2025/10/31 のログ
レディ・レッド >  
 ―――良い夜だ
 ―――素直に今夜はそう思う。

 肌の上を撫でる湿り気の無い優しい夜の風
 空に浮かぶその両端が鋭く伸びた、弧を描く三日月。
 夫と腕を組んで参加した夜会は酒精を片手に、夫に挨拶をしにくる武人肌
 またはアルビノカラーと人ではない、そう見てわかる瞳と笑みのレッドに対し
 生地や布 流行りの宝玉や香水など、いろいろなものを希望してくれればと持ちかける商人。


   「私は既に一つだけの、灰色にくすんでしまった
    しかし最上の宝玉を持っている。」


 今はそれ以外、興味はない。
 そういって夫の肩に身を寄せる、白に近い銀髪
 赤い瞳の霞仕上げとなるハイライトの艶が映らない、その瞳は眼尻を柔らかくして
 夫へと甘い笑みを浮かべる。

 小太り気味のちょび髭
 良い中年となっている夫が、照れやいろいろと感情で浮かんだ汗をハンケチで拭いているのを眺め
 宝玉とはどれを差すのかは聞いた周囲が既に察しているのだろう。

 クスクスと、からかい終えたのかレッドはレース越しに包まれた五指
 それを夫の五指絡めあうように握る。
 体温がない指先 代わりに感じる夫の指先のぬくもりは、今だ尊い。


   「―――少し、月を浴びてくる。

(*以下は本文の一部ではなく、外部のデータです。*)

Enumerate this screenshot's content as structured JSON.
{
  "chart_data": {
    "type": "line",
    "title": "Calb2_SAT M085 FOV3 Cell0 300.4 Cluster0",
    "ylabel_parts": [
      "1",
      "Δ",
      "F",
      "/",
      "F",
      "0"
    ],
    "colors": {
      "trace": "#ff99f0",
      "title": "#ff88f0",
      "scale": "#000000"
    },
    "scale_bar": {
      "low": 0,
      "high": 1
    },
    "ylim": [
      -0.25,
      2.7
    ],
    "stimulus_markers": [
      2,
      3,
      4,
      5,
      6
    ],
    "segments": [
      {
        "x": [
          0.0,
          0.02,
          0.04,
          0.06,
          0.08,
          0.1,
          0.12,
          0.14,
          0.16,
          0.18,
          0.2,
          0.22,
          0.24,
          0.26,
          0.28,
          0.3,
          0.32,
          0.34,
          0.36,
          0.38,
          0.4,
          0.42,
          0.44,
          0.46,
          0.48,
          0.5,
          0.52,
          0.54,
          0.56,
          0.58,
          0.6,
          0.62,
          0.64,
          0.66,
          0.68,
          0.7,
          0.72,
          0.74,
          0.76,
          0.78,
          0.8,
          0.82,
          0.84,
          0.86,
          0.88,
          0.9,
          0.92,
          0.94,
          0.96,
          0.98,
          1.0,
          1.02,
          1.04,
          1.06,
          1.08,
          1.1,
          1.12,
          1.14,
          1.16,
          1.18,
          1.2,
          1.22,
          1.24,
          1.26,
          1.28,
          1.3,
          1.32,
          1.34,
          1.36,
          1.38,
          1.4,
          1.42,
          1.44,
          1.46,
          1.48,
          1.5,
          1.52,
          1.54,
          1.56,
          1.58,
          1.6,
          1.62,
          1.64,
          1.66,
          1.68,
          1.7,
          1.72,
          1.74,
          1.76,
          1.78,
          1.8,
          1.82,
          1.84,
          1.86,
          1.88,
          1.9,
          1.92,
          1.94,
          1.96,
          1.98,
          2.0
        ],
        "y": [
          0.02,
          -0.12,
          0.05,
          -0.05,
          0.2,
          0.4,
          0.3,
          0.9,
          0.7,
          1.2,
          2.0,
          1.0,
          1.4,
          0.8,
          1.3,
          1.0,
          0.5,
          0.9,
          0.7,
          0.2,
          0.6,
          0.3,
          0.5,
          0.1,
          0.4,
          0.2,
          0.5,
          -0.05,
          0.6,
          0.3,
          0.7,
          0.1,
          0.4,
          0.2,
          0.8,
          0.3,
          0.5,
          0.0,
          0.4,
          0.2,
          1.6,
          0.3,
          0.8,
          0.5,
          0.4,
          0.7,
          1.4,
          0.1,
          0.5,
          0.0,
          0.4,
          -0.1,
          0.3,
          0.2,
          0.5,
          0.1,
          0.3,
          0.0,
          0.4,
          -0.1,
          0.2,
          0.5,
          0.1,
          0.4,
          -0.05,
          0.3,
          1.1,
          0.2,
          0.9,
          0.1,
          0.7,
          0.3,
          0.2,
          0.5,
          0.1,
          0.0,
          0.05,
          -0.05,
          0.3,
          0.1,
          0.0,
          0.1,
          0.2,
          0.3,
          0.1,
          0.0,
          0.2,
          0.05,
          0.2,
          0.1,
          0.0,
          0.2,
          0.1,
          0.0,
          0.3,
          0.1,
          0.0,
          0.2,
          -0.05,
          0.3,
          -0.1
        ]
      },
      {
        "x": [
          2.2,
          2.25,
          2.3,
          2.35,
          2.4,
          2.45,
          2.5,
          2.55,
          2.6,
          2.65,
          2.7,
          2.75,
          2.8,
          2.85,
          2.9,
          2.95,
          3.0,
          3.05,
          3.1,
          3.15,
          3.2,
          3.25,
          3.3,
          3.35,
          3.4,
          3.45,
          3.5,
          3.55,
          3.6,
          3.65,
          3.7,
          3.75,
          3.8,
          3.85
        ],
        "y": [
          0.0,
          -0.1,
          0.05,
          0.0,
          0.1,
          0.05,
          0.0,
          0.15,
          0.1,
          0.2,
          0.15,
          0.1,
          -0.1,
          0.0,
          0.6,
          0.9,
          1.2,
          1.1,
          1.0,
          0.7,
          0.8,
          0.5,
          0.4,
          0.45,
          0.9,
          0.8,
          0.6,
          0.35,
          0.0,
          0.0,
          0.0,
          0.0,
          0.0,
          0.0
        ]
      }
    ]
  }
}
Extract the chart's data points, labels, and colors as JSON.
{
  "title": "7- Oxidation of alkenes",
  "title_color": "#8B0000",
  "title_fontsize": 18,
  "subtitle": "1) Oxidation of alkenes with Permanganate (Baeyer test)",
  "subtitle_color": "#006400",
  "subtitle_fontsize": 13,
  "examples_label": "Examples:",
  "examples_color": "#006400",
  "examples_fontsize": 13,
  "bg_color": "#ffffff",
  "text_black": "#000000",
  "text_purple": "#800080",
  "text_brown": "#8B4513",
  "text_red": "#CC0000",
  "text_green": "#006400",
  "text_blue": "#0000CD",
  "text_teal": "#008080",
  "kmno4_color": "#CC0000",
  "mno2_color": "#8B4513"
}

」


 そういって肩に一度 すり、 と甘い香水を纏う髪を触れさせて手指を外した。
 ストールを両腕の内側に絡め、蒼白い三日月から延び降りてくる月明りを肌に受けながら
 ふぅ、と一息漏らすだろうか。 

レディ・レッド >  
 月明りの中、取り出した葉巻とシガーカッター。
 バチンと落とされたピラミデ型の先端。
 燐寸で火を灯しながら甘い葉巻の香りが漂い、紫煙はまるで意志を持つかのように燻る。

 上下の鬼歯の角で挟むような葉巻と月の時間。
 愛煙家が自然と集まり、談笑を交えながら夜は過ぎていく。
 そのうち、月の下で数人と談笑するレッドを目にとめれば、何気なく傍へ行き月明りに映るレッドと笑みを交え、周囲と夜会を楽しむか。

ご案内:「王都マグメール 富裕地区 三日月の夜会」からレディ・レッドさんが去りました。